A familiar South Tampa strip center is on track for a serious glow-up: a Winter Park developer wants to swap out the former Gandy Commercial Plaza for a five-story, 345-unit apartment community on roughly 6.9 acres along W. Gandy Blvd. The plan calls for a structured parking garage wrapped by apartments, a central courtyard and more than 500 parking spaces.
Of the 345 apartments, 138 would be reserved as workforce housing with 30-year affordability restrictions. Those homes would be aimed at households earning up to 120% of the area median income.
As reported by Tampa Bay Business & Wealth, Winter Park based Epoch Properties entered into an agreement earlier this year to acquire the Gandy site and is moving the project forward under Florida's Live Local Act. The outlet notes that Epoch has not released a construction timeline or total project cost and could not be reached for additional comment.
Project Site And Public Records
Public property and commercial listings identify the two parcels at 4465 and 4467 W. Gandy Blvd. as part of Gandy Commercial Plaza and treat them as separate tax parcels. Commercial property pages for the site, including Compass, show parcel boundaries and acreage figures that line up with the roughly 6.9-acre development footprint Epoch is planning. Those records help clarify how the land could be assembled for a single multifamily project.

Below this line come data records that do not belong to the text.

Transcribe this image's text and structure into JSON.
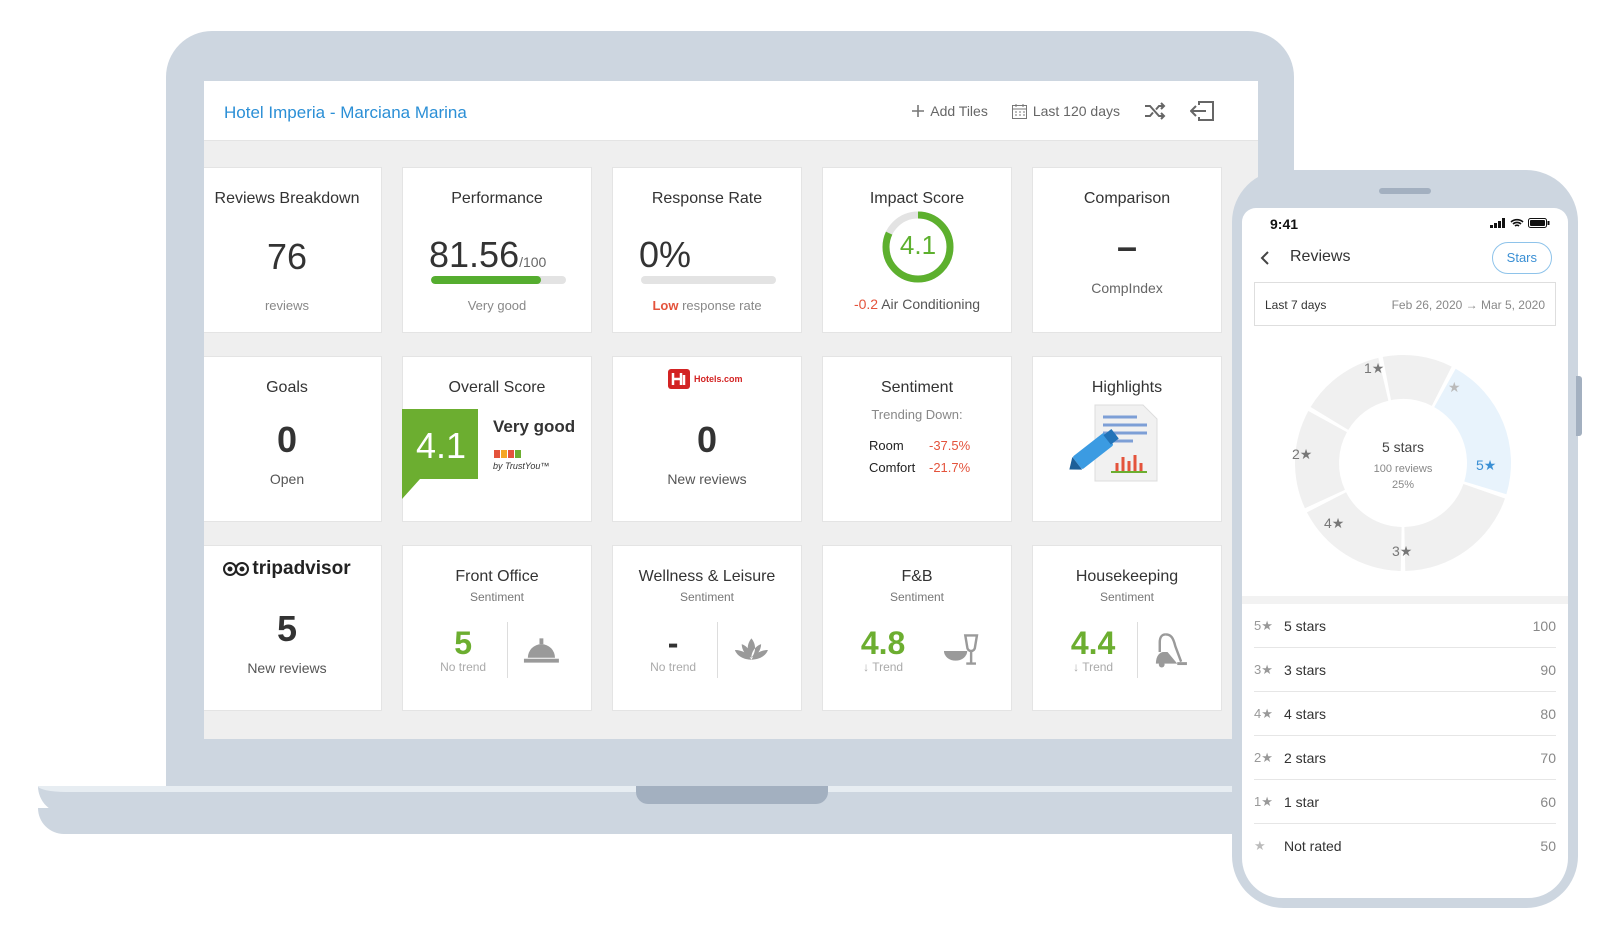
{
  "dashboard": {
    "hotel_title": "Hotel Imperia - Marciana Marina",
    "add_tiles": "Add Tiles",
    "date_range": "Last 120 days"
  },
  "tiles": {
    "reviews_breakdown": {
      "title": "Reviews Breakdown",
      "value": "76",
      "caption": "reviews"
    },
    "performance": {
      "title": "Performance",
      "value": "81.56",
      "suffix": "/100",
      "caption": "Very good",
      "progress": 0.8156
    },
    "response_rate": {
      "title": "Response Rate",
      "value": "0%",
      "caption_prefix": "Low",
      "caption": "response rate",
      "progress": 0
    },
    "impact_score": {
      "title": "Impact Score",
      "value": "4.1",
      "delta": "-0.2",
      "topic": "Air Conditioning",
      "ring": 0.82
    },
    "comparison": {
      "title": "Comparison",
      "value": "–",
      "caption": "CompIndex"
    },
    "goals": {
      "title": "Goals",
      "value": "0",
      "caption": "Open"
    },
    "overall_score": {
      "title": "Overall Score",
      "value": "4.1",
      "label": "Very good",
      "brand": "by TrustYou™"
    },
    "hotels_com": {
      "logo": "Hotels.com",
      "value": "0",
      "caption": "New reviews"
    },
    "sentiment": {
      "title": "Sentiment",
      "subtitle": "Trending Down:",
      "rows": [
        {
          "label": "Room",
          "value": "-37.5%"
        },
        {
          "label": "Comfort",
          "value": "-21.7%"
        }
      ]
    },
    "highlights": {
      "title": "Highlights"
    },
    "tripadvisor": {
      "logo": "tripadvisor",
      "value": "5",
      "caption": "New reviews"
    },
    "front_office": {
      "title": "Front Office",
      "subtitle": "Sentiment",
      "value": "5",
      "trend": "No trend"
    },
    "wellness": {
      "title": "Wellness & Leisure",
      "subtitle": "Sentiment",
      "value": "-",
      "trend": "No trend"
    },
    "fnb": {
      "title": "F&B",
      "subtitle": "Sentiment",
      "value": "4.8",
      "trend": "Trend"
    },
    "housekeeping": {
      "title": "Housekeeping",
      "subtitle": "Sentiment",
      "value": "4.4",
      "trend": "Trend"
    }
  },
  "phone": {
    "time": "9:41",
    "title": "Reviews",
    "stars_button": "Stars",
    "period": "Last 7 days",
    "period_range": "Feb 26, 2020 → Mar 5, 2020",
    "donut": {
      "center_title": "5 stars",
      "center_count": "100 reviews",
      "center_pct": "25%",
      "labels": {
        "one": "1★",
        "not_rated": "★",
        "five": "5★",
        "three": "3★",
        "four": "4★",
        "two": "2★"
      }
    },
    "ratings": [
      {
        "key": "5★",
        "label": "5 stars",
        "count": "100"
      },
      {
        "key": "3★",
        "label": "3 stars",
        "count": "90"
      },
      {
        "key": "4★",
        "label": "4 stars",
        "count": "80"
      },
      {
        "key": "2★",
        "label": "2 stars",
        "count": "70"
      },
      {
        "key": "1★",
        "label": "1 star",
        "count": "60"
      },
      {
        "key": "★",
        "label": "Not rated",
        "count": "50"
      }
    ]
  },
  "colors": {
    "accent": "#2b8fd6",
    "good": "#6cae30",
    "bad": "#e4533c",
    "device": "#cdd6e0"
  }
}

How The Live Local Act Matters
The proposal is being advanced under Florida's Live Local Act, a 2023 state law that gives developers a path to build denser multifamily housing on commercially or industrially zoned land when a significant share of units are reserved as affordable. The Florida Senate's bill text outlines the law's framework for by-right review along with tax breaks and permitting incentives tied to qualifying affordability set-asides.
Legal And Political Questions
Live Local has stirred up regional controversy. Hillsborough County filed a lawsuit earlier this year challenging the law's constitutionality, a move that could complicate how both the county and the city handle Live Local applications. Coverage of the case shows cities and residents wrestling with whether the state should be able to override local land-use controls in the name of speeding up housing production.
Next Steps For The Gandy Plan
Before any shovels hit the ground, city planning staff will have to review site and utility plans and verify that the proposal qualifies under Live Local rules. As Tampa Bay Business & Wealth reports, Epoch has not yet published a construction schedule, and the purchase agreement for the property was only reached earlier this year, so a formal timeline is still to come.
How This Fits With Other Filings
The Gandy proposal joins a growing wave of Live Local applications that aim to convert underused commercial and industrial properties into apartments across the Tampa Bay area. One nearby example is the proposed 93-unit "Lois Lofts" Live Local project in South Tampa, which highlights how developers are using the law to layer workforce housing onto nonresidential parcels.
Neighbors, planners and commissioners will be keeping an eye on how the city handles traffic, stormwater and compatibility concerns as the application works through staff review. We will track official filings and permit records and update when the city posts detailed application materials or Epoch releases a construction timetable.